Updated: Jul 14, 2023

James Masters on Three's Lionesses blunder



In 2018, mobile telco Three had a cheeky Men’s World Cup ambush idea. On sites around the UK they rebranded store fronts with three lion emojis. Three Lions. Nice.

Fast forward to 2019 and Three were looking to replicate the idea. The issue with the lion emoji, however, is that it’s very much a maned male. Where some might have seen a problem, Three saw an opportunity to reimagine the campaign and land some purpose-driven marketing to boot.


With a PR shot of Kelly Smith and a group of grassroots players outside of their flagship London store, Three encouraged people to petition for a lioness emoji.

On first glance, the campaign seems to have capitalised on the moment relatively effectively. They had reasonable social and PR coverage, as well as retweets from the likes of Gabby Logan.

However, dig a little deeper and one finds accusations of virtue-signalling.

This was called out by Karen Bardsley, who tweeted, “As much as I appreciate the gesture, continuing to grow investment in women’s football would #ChangeTheGame more than emojis would.”

Three, not a financial s upporter of the women’s game, responded with a “Dollar, Dollar” GIF.

This didn’t go unnoticed, nor that, at the time of writing, they fell short of their 1,500 petition signatories target.


The 2018 emoji campaign was fun and games but as soon as Three crossed the line to purpose gimmicks weren’t good enough.

In purpose-driven marketing, authenticity is crucial; It requires hard work and appropriate investment.


Meanwhile, in Brazil, Sport Club De Recife recognised this; their ‘Immortal Fans’ campaign - one of my all-time favourites in sport - is an extraordinary case study that pulled out all the stops to literally save lives.

‘Immortal Fans’ launched with a powerful film, featuring real patients on organ transplant waiting lists. Become an organ donor, it said, and in death your heart will keep beating and your lungs will keep breathing for Sport Club De Recife. The integrated campaign duly went viral across the Brazilian media landscape. 66,000 fans declared themselves donors and received a donor card, available at the stadium and through social, in the club’s colours. The transplant waiting list in Recife dropped to zero.

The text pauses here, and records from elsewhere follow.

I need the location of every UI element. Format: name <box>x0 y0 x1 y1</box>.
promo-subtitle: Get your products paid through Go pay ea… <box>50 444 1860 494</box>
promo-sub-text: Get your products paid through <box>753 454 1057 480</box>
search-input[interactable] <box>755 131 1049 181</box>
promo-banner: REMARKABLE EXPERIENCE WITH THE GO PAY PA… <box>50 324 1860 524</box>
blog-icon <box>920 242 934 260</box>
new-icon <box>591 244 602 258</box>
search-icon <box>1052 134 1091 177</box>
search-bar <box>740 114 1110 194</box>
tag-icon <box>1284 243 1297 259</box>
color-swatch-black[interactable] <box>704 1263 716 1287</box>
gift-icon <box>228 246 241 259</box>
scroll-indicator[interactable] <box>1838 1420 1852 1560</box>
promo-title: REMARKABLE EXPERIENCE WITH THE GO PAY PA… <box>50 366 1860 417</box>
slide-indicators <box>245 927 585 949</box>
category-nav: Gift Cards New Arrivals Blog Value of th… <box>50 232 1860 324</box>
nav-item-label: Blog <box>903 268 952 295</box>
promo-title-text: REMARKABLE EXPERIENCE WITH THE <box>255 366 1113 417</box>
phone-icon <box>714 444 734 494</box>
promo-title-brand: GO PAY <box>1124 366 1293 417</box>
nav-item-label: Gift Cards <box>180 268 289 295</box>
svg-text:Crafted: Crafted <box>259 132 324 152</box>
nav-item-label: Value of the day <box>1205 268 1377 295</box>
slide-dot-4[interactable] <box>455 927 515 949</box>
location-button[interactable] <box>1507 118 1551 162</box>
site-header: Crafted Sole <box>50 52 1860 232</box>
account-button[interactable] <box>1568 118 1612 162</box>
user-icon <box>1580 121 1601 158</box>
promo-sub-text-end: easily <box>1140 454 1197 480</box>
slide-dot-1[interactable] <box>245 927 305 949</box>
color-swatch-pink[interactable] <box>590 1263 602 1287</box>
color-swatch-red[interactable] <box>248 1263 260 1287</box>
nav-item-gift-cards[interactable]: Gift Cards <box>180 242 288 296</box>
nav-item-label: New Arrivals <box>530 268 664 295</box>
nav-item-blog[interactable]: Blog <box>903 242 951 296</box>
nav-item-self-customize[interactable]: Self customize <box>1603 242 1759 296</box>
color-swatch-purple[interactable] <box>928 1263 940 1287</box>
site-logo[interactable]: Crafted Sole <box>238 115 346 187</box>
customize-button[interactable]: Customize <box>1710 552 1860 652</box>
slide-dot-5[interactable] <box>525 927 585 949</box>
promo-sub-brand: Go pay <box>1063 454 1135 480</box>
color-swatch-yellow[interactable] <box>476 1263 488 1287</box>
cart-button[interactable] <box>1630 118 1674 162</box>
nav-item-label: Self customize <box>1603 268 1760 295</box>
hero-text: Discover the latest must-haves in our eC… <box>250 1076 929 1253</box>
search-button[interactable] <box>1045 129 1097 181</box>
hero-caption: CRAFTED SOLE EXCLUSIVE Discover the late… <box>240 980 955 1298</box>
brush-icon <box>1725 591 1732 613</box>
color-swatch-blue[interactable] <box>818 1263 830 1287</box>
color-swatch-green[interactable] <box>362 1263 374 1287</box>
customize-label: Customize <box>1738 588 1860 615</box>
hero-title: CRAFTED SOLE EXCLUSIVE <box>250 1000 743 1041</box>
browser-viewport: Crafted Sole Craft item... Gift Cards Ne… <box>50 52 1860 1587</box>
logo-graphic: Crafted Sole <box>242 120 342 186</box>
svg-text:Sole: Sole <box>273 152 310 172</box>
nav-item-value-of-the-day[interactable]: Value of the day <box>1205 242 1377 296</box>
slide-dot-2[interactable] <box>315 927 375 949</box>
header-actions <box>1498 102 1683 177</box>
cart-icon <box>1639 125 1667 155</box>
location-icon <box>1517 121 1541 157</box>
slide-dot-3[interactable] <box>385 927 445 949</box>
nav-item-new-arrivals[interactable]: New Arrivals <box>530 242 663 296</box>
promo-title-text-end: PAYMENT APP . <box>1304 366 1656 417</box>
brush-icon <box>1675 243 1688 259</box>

Here, the complex social issue of organ donation was made comprehensible and emotive by football. Similarly, on the other side of purpose-driven marketing, sport has a brilliant ability to make a brand’s corporate purpose palatable and exciting.

Take Barclays, for example, and their purpose, ‘Creating opportunities to rise’. Pretty impenetrable, right? However, when ‘Creating opportunities to rise’ is communicated as giving women the same opportunities to succeed in football as men, you suddenly have something that makes sense.

Earlier this year, Barclays announced their title sponsorship of Barclays FA Women’s Super League and investment into the FA Girls’ Football School Partnerships. The grassroots initiative will see football programmes delivered to girls in 6,000 schools. Impressive, genuine stuff.

Barclay’s strategy, like Sport Club De Recife’s, uses sport in the right way to nail purpose-driven marketing. In the world of purpose and passion, ignoring authenticity is not an option. Sports fans, players, and marketing professionals alike will sniff out virtue-signalling.

Take shortcuts at your peril and if you get caught out, for goodness’ sake, don’t respond with a GIF.